Билл увидел, как по щекам Никки побежали слезы. А Никки никогда не плакал. Это зрелище так взволновало Билла, что его собственные глаза тоже наполнились слезами. Печаль, которую он держал в себе с воскресенья, рвалась наружу. Он попытался сдержаться, но было поздно. Билл собрался сказать Никки, чтобы тот бежал в класс, но вместо слов вырвалось рыдание. Он уткнул голову в руки на столе и заплакал.

– Почему ему суждена была такая смерть? – услышал он свой голос, прерываемый рыданиями.

Билл почувствовал у себя на спине маленькую руку и услышал, как Никки со слезами в голосе сказал:

– Я буду вашим другом, отец Билл. Я застряну тут надолго. Я буду вашим другом.

3

Светофор сменился на красный, и Иона Стивенс затормозил на Парк-Авеню-Саут у Шестнадцатой улицы. Был конец буднего дня, но машин на улицах не убавилось. Похоже, поток их в этом городе никогда не прекращается.

Много дней он находился в состоянии мучительной депрессии, опасаясь, что тридцать лет, которые он провел, вживаясь в образ добропорядочного обывателя – рядового члена самодовольной и преуспевающей общины Монро, пропали даром. Усыновленный мальчик-Сосуд мертв. Внезапность его смерти застала Иону врасплох. Охранять Сосуд было обязанностью Ионы. Теперь же Сосуд скончался, не выполнив своего предназначения...

Но Тот все еще существовал, Иона чувствовал это. А сегодня вечером – видение... видение алого цвета.

Он приближался к месту своего назначения.

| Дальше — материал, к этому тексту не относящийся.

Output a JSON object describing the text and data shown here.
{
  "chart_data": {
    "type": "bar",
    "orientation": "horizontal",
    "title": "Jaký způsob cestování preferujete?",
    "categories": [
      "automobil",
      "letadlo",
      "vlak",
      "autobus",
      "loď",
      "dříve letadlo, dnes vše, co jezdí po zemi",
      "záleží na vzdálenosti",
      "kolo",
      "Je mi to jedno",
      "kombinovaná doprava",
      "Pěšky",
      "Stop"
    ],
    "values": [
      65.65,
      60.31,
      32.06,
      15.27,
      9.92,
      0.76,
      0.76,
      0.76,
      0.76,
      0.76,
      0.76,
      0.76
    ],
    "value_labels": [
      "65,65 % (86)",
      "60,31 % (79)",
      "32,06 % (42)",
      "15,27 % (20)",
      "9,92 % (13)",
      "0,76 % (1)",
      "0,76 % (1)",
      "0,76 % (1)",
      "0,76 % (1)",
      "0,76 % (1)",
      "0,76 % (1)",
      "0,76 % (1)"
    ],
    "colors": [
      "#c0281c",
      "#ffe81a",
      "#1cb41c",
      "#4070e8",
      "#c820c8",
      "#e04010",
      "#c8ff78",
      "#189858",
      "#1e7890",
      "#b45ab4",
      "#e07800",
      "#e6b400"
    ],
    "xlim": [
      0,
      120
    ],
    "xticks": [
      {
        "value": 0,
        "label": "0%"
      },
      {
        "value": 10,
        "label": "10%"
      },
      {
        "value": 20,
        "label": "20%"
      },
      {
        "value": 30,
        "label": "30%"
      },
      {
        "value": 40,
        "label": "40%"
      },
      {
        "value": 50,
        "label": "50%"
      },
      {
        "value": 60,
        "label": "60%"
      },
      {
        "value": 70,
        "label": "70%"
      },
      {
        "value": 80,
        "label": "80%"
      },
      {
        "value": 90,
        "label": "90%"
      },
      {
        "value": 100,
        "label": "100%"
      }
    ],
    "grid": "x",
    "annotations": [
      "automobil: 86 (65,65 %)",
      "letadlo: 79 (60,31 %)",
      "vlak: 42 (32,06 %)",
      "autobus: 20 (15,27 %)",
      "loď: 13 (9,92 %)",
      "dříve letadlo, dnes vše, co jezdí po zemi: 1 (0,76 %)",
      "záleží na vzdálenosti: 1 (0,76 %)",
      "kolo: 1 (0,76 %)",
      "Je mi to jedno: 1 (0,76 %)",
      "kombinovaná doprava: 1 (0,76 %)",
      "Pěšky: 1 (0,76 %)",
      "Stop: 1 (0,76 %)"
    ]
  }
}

Квартира тетки Кэрол находилась недалеко отсюда. Она жила в районе, называвшемся Грэмерси-парк. Именно туда видение посылало его.

Он прикрыл рукой здоровый глаз в надежде увидеть что-нибудь левым, незрячим.

Ничего.

В течение дня видение появлялось несколько раз. Он видел, как голову Грейс Невинс разбивает тяжелый стальной лом. Он видел свою руку, держащую этот лом. Видение подало ему знак.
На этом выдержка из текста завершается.